The Rockefellers’ solution to the nation-states’ intransigence was to balkanise the planet into more manageable chunks, or blocs. Today we might call them “poles.” This would then allow global governance, under the auspices of the Rockefellers and their public-private partnership, to flourish:
The hoped-for result is peace in a world divided into smaller units, but organised and acting in common effort to permit and assist progress in economic, political, cultural and spiritual life. [. . .] It would presumably consist of regional institutions under an international body of growing authority — combined so as to be able to deal with those problems that increasingly the separate nations will not be able to resolve alone. [PfA, p. 26]
The Rockefellers and their partners—a “network,” if you like—hoped the UN would be able to exert real global governance over the “smaller units” or regional blocs:
The United Nations [is] the international organisation that today holds out the reasonable hope of being able to take over more and more functions and to assume increasingly large responsibilities. [. . .] The spirit and the letter of the Charter [. . .] gives more than lip service to the indispensable world order[.] [PfA, p. 33]
And:
The UN stands, finally, as a symbol of the world order that will one day be built. [PfA, p. 35]
The key to global governance, they insisted, was multilateral “regionalization” (a claim the WEF and other advocates of the multipolar world order would later repeat).

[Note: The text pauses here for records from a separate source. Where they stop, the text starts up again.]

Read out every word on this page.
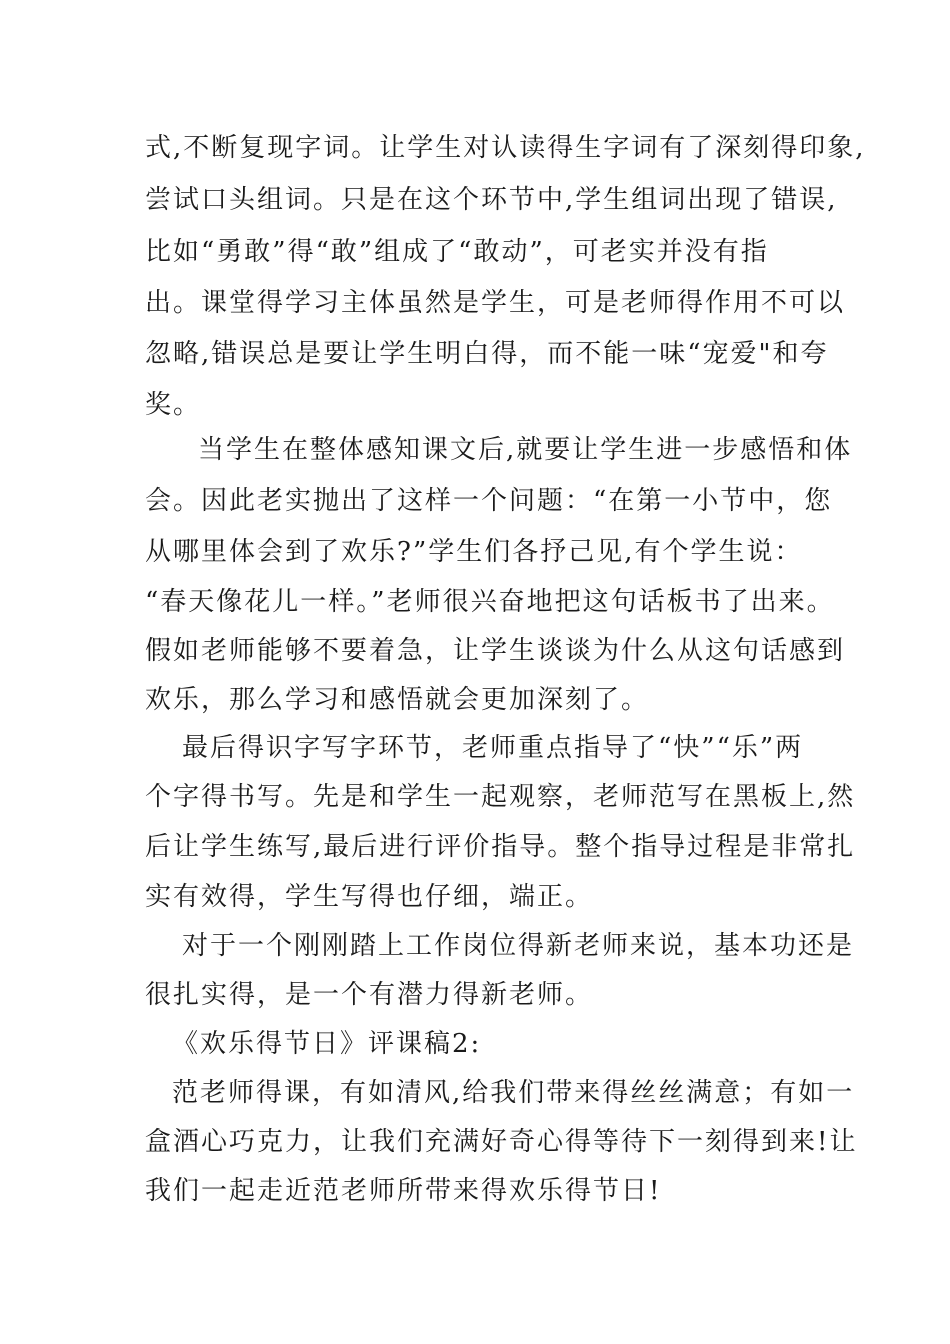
式,不断复现字词。让学生对认读得生字词有了深刻得印象,
尝试口头组词。只是在这个环节中,学生组词出现了错误,
比如“勇敢”得“敢”组成了“敢动”，可老实并没有指
出。课堂得学习主体虽然是学生，可是老师得作用不可以
忽略,错误总是要让学生明白得，而不能一味“宠爱"和夸
奖。
　当学生在整体感知课文后,就要让学生进一步感悟和体
会。因此老实抛出了这样一个问题：“在第一小节中，您
从哪里体会到了欢乐?”学生们各抒己见,有个学生说：
“春天像花儿一样。”老师很兴奋地把这句话板书了出来。
假如老师能够不要着急，让学生谈谈为什么从这句话感到
欢乐，那么学习和感悟就会更加深刻了。
最后得识字写字环节，老师重点指导了“快”“乐”两
个字得书写。先是和学生一起观察，老师范写在黑板上,然
后让学生练写,最后进行评价指导。整个指导过程是非常扎
实有效得，学生写得也仔细，端正。
对于一个刚刚踏上工作岗位得新老师来说，基本功还是
很扎实得，是一个有潜力得新老师。
《欢乐得节日》评课稿2:
范老师得课，有如清风,给我们带来得丝丝满意；有如一
盒酒心巧克力，让我们充满好奇心得等待下一刻得到来!让
我们一起走近范老师所带来得欢乐得节日!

The most natural multination arrangements are frequently regional. [. . .] Fully developed, they imply a joint accord on monetary and exchange arrangements, a common discipline on fiscal matters, and a free movement of capital and labor. [. . . ] We believe that this regional approach has world-wide validity. [. . .] What is needed immediately is a determination to move in the direction they imply. Regional arrangements are no longer a matter of choice. They are imposed by the requirements of technology, science, and economics. Our course is to contribute to this process by constructive action. [PfA, pp. 188–190]

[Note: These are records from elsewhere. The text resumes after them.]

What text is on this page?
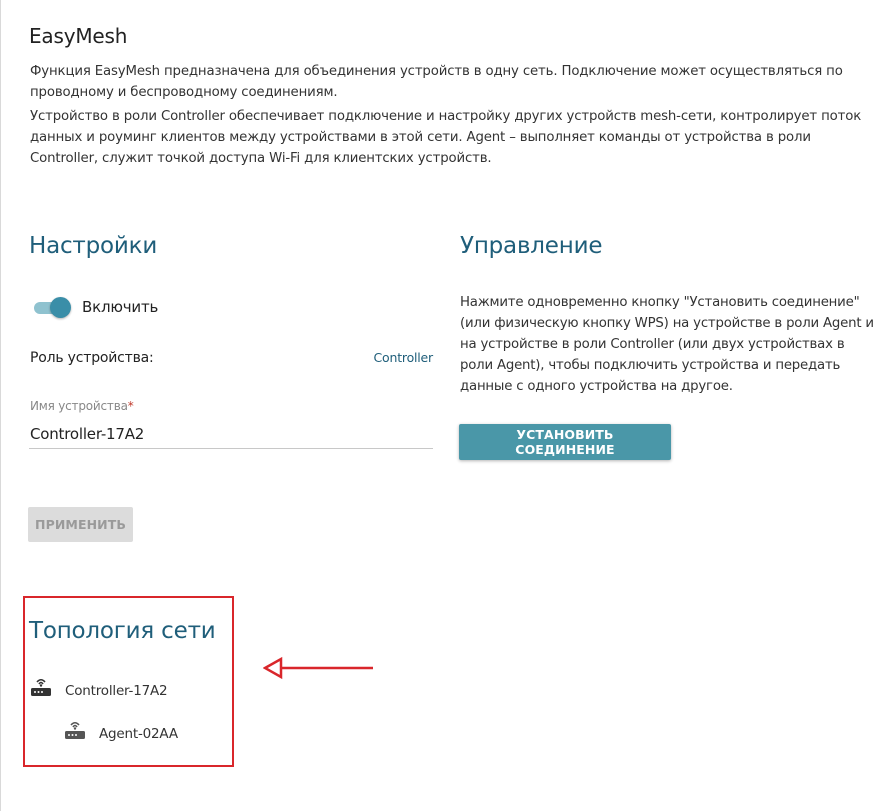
EasyMesh
Функция EasyMesh предназначена для объединения устройств в одну сеть. Подключение может осуществляться по проводному и беспроводному соединениям.
Устройство в роли Controller обеспечивает подключение и настройку других устройств mesh-сети, контролирует поток данных и роуминг клиентов между устройствами в этой сети. Agent – выполняет команды от устройства в роли Controller, служит точкой доступа Wi-Fi для клиентских устройств.
Настройки
Включить
Роль устройства:	Controller
Имя устройства*
Controller-17A2
ПРИМЕНИТЬ
Управление
Нажмите одновременно кнопку "Установить соединение" (или физическую кнопку WPS) на устройстве в роли Agent и на устройстве в роли Controller (или двух устройствах в роли Agent), чтобы подключить устройства и передать данные с одного устройства на другое.
УСТАНОВИТЬ СОЕДИНЕНИЕ
Топология сети
Controller-17A2
Agent-02AA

In the Great Reset, Schwab, speaking for the WEF, declared that global governance in a multilateral, regionalized world with more localised supply chains was “the most natural” response to global crises.”
Sixty years earlier the Rockefellers published what appears to be precisely the same plan and claimed that the “most natural multination arrangements are frequently regional.” Prior to the Rockefellers’ Special Studies Project, the “network” exposed by Prof. Carroll Quigley also suggested essentially the same global governance system based upon a multipolar “balance of power.”

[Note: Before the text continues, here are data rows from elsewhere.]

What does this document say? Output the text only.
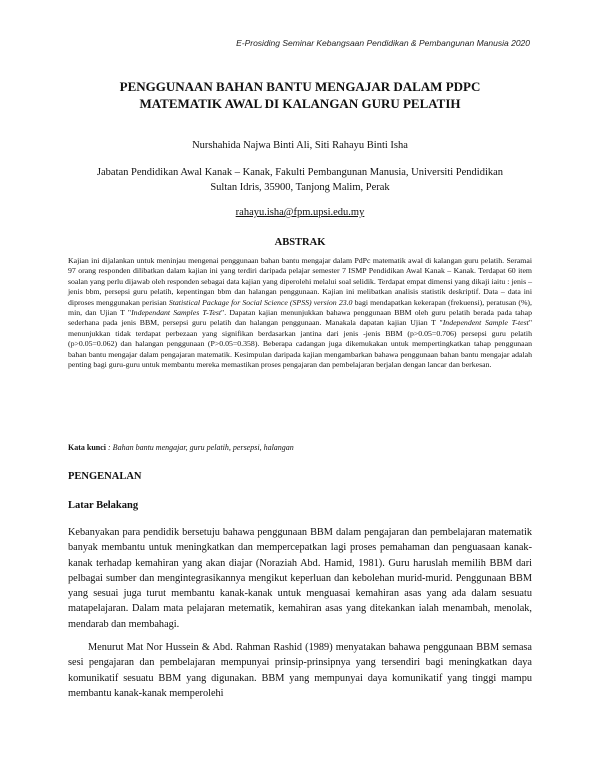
E-Prosiding Seminar Kebangsaan Pendidikan & Pembangunan Manusia 2020
PENGGUNAAN BAHAN BANTU MENGAJAR DALAM PDPC
MATEMATIK AWAL DI KALANGAN GURU PELATIH
Nurshahida Najwa Binti Ali, Siti Rahayu Binti Isha
Jabatan Pendidikan Awal Kanak – Kanak, Fakulti Pembangunan Manusia, Universiti Pendidikan Sultan Idris, 35900, Tanjong Malim, Perak
rahayu.isha@fpm.upsi.edu.my
ABSTRAK
Kajian ini dijalankan untuk meninjau mengenai penggunaan bahan bantu mengajar dalam PdPc matematik awal di kalangan guru pelatih. Seramai 97 orang responden dilibatkan dalam kajian ini yang terdiri daripada pelajar semester 7 ISMP Pendidikan Awal Kanak – Kanak. Terdapat 60 item soalan yang perlu dijawab oleh responden sebagai data kajian yang diperolehi melalui soal selidik. Terdapat empat dimensi yang dikaji iaitu : jenis – jenis bbm, persepsi guru pelatih, kepentingan bbm dan halangan penggunaan. Kajian ini melibatkan analisis statistik deskriptif. Data – data ini diproses menggunakan perisian Statistical Package for Social Science (SPSS) version 23.0 bagi mendapatkan kekerapan (frekuensi), peratusan (%), min, dan Ujian T "Independant Samples T-Test". Dapatan kajian menunjukkan bahawa penggunaan BBM oleh guru pelatih berada pada tahap sederhana pada jenis BBM, persepsi guru pelatih dan halangan penggunaan. Manakala dapatan kajian Ujian T "Independent Sample T-test" menunjukkan tidak terdapat perbezaan yang signifikan berdasarkan jantina dari jenis -jenis BBM (p>0.05=0.706) persepsi guru pelatih (p>0.05=0.062) dan halangan penggunaan (P>0.05=0.358). Beberapa cadangan juga dikemukakan untuk mempertingkatkan tahap penggunaan bahan bantu mengajar dalam pengajaran matematik. Kesimpulan daripada kajian mengambarkan bahawa penggunaan bahan bantu mengajar adalah penting bagi guru-guru untuk membantu mereka memastikan proses pengajaran dan pembelajaran berjalan dengan lancar dan berkesan.
Kata kunci : Bahan bantu mengajar, guru pelatih, persepsi, halangan
PENGENALAN
Latar Belakang
Kebanyakan para pendidik bersetuju bahawa penggunaan BBM dalam pengajaran dan pembelajaran matematik banyak membantu untuk meningkatkan dan mempercepatkan lagi proses pemahaman dan penguasaan kanak-kanak terhadap kemahiran yang akan diajar (Noraziah Abd. Hamid, 1981). Guru haruslah memilih BBM dari pelbagai sumber dan mengintegrasikannya mengikut keperluan dan kebolehan murid-murid. Penggunaan BBM yang sesuai juga turut membantu kanak-kanak untuk menguasai kemahiran asas yang ada dalam sesuatu matapelajaran. Dalam mata pelajaran metematik, kemahiran asas yang ditekankan ialah menambah, menolak, mendarab dan membahagi.
Menurut Mat Nor Hussein & Abd. Rahman Rashid (1989) menyatakan bahawa penggunaan BBM semasa sesi pengajaran dan pembelajaran mempunyai prinsip-prinsipnya yang tersendiri bagi meningkatkan daya komunikatif sesuatu BBM yang digunakan. BBM yang mempunyai daya komunikatif yang tinggi mampu membantu kanak-kanak memperolehi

A central tenet of the suggested multipolar world order is to strengthen adherence to the Charter of the UN, thereby establishing genuine global governance. Globalist oligarchs have long advocated exactly the same approach and so do the claimed leaders of the multipolar world order.
The ambitions of the crowd that Quigley called “the network,” like the ambitions of the Rockefellers’ Special Studies Project and the ambitions of the WEF’s Great Reset, are now the ambitions of the nominally BRICS led multipolar world order.
Thank you very much for listening to this presentation.